Sin embargo, a Beth Anne no le molestaba.
– Así fue mi infancia -caviló-. Robo a mano armada, robo con escalamiento, lavado de dinero… Mi padre tenía un depósito donde reducían lo robado. También les servía de fachada… lo había heredado de su propio padre. Quien también estaba en el mismo negocio, dicho sea de paso.
– ¿Su abuelo?
Ella asintió.
– Ese depósito… todavía puedo verlo claramente. Percibir su olor. Sentir el frío. Y sólo estuve allí una vez. Cuando tenía más o menos ocho años, creo. Estaba lleno de mercadería robada. Mi padre me dejó sola en la oficina unos minutos y yo espié a través de la puerta y lo vi, a él y a uno de sus compinches, golpeando salvajemente a otro. Casi lo mataron.
– No suena a que intentaran ocultarle demasiado lo que hacían, manteniéndolo en secreto.
– ¿En secreto? Diablos, hicieron todo lo posible para que yo participara del negocio. Mi padre inventaba esos juegos especiales, como él los llamaba. Oh, se suponía que yo debía ir a la casa de mis amigos y estudiar si tenían cosas de valor y dónde las guardaban. O fijarme en la escuela dónde tenían los televisores y las videocaseteras y decirle dónde los guardaban y qué clase de cerraduras había en las puertas.
Heath meneó la cabeza, atónito. Después preguntó:
– ¿Pero usted nunca tuvo ningún roce con la ley?
Ella se rió.
– En realidad, sí… me agarraron una vez por robar en una tienda.
Heath asintió.
– Yo me embolsé un paquete de cigarrillos cuando tenía catorce años. Todavía siento el cinturón de cuero de mi papá azotándome el trasero por lo que había hecho.
– No, no -dijo Beth Anne-. A mí me agarraron esa vez devolviendo alguna porquería que mi madre había robado.
– ¿Qué?
– Ella me llevó a la tienda como pantalla.

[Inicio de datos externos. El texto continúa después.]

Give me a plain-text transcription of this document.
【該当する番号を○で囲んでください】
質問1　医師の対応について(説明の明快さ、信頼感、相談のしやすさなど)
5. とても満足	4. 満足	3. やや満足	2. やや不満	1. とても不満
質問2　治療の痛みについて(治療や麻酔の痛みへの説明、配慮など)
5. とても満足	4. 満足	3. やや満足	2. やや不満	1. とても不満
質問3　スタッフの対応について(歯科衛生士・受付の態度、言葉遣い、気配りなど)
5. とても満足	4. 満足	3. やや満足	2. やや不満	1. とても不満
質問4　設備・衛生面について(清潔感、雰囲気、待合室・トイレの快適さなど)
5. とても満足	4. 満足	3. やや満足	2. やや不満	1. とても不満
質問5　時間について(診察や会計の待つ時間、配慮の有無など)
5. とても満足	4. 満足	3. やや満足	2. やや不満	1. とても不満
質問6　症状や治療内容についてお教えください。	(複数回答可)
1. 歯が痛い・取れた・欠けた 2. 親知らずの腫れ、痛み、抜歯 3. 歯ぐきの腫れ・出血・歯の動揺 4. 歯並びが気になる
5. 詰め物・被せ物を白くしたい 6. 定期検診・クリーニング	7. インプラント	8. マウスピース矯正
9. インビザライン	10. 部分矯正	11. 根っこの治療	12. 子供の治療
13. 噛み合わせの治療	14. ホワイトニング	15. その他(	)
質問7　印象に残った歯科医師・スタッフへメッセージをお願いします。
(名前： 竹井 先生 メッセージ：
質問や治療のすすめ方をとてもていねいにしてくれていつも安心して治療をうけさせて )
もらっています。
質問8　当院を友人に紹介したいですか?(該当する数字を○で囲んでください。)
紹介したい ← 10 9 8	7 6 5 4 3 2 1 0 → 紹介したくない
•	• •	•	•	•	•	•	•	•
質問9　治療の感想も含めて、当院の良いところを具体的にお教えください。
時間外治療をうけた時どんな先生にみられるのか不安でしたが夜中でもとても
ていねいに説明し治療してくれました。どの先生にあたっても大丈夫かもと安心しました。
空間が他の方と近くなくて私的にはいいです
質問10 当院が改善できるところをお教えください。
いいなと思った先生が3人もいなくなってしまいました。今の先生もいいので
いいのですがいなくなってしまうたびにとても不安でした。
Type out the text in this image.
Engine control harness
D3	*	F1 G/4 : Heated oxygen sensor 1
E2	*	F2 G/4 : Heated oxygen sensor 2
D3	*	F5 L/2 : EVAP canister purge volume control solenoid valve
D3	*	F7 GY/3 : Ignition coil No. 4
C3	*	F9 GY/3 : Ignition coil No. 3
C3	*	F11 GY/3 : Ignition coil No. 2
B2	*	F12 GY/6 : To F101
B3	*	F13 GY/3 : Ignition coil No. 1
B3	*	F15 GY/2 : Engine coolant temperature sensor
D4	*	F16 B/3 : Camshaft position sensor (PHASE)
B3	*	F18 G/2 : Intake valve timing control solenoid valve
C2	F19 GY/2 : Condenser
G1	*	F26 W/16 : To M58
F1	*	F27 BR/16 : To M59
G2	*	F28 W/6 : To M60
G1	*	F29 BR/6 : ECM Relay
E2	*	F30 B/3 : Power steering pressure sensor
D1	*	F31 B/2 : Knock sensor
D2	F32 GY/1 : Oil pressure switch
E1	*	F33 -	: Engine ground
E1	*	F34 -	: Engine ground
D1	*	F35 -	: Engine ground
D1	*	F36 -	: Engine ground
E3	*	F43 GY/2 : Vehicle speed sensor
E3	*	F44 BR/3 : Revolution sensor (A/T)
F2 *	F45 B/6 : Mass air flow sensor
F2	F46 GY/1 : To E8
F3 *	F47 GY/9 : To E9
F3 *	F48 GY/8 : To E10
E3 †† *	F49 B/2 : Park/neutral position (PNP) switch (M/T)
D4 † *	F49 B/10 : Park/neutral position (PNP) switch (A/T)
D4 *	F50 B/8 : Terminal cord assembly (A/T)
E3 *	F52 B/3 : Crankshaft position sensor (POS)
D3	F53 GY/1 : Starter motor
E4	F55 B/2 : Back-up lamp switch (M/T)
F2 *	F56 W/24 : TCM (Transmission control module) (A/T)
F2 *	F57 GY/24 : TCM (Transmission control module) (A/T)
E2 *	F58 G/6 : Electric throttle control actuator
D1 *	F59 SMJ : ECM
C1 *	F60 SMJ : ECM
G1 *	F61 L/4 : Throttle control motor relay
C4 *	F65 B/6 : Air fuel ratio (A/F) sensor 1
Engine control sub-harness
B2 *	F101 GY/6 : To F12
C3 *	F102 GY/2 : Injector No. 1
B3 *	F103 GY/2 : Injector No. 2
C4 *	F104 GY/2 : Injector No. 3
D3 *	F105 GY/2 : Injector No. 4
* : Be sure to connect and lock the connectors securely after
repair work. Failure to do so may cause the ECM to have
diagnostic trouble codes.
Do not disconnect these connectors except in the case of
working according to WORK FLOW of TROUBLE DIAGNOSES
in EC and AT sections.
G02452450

Ya sabe, una madre con su hija nunca será tan sospechosa como una mujer sola. Vi cómo se embolsaba algunos relojes y un collar. Cuando volvimos a casa puse las cosas en una bolsa y las llevé de vuelta a la tienda. El guardia me habrá visto aspecto de culpable, supongo, y me agarró antes de que pudiera devolver las cosas. Cargué con la culpa. Quiero decir, no iba a chivar a mis padres, ¿no es cierto?… Mi madre se puso tan furiosa… Verdaderamente ellos no podían entender por qué yo no quería seguirles los pasos.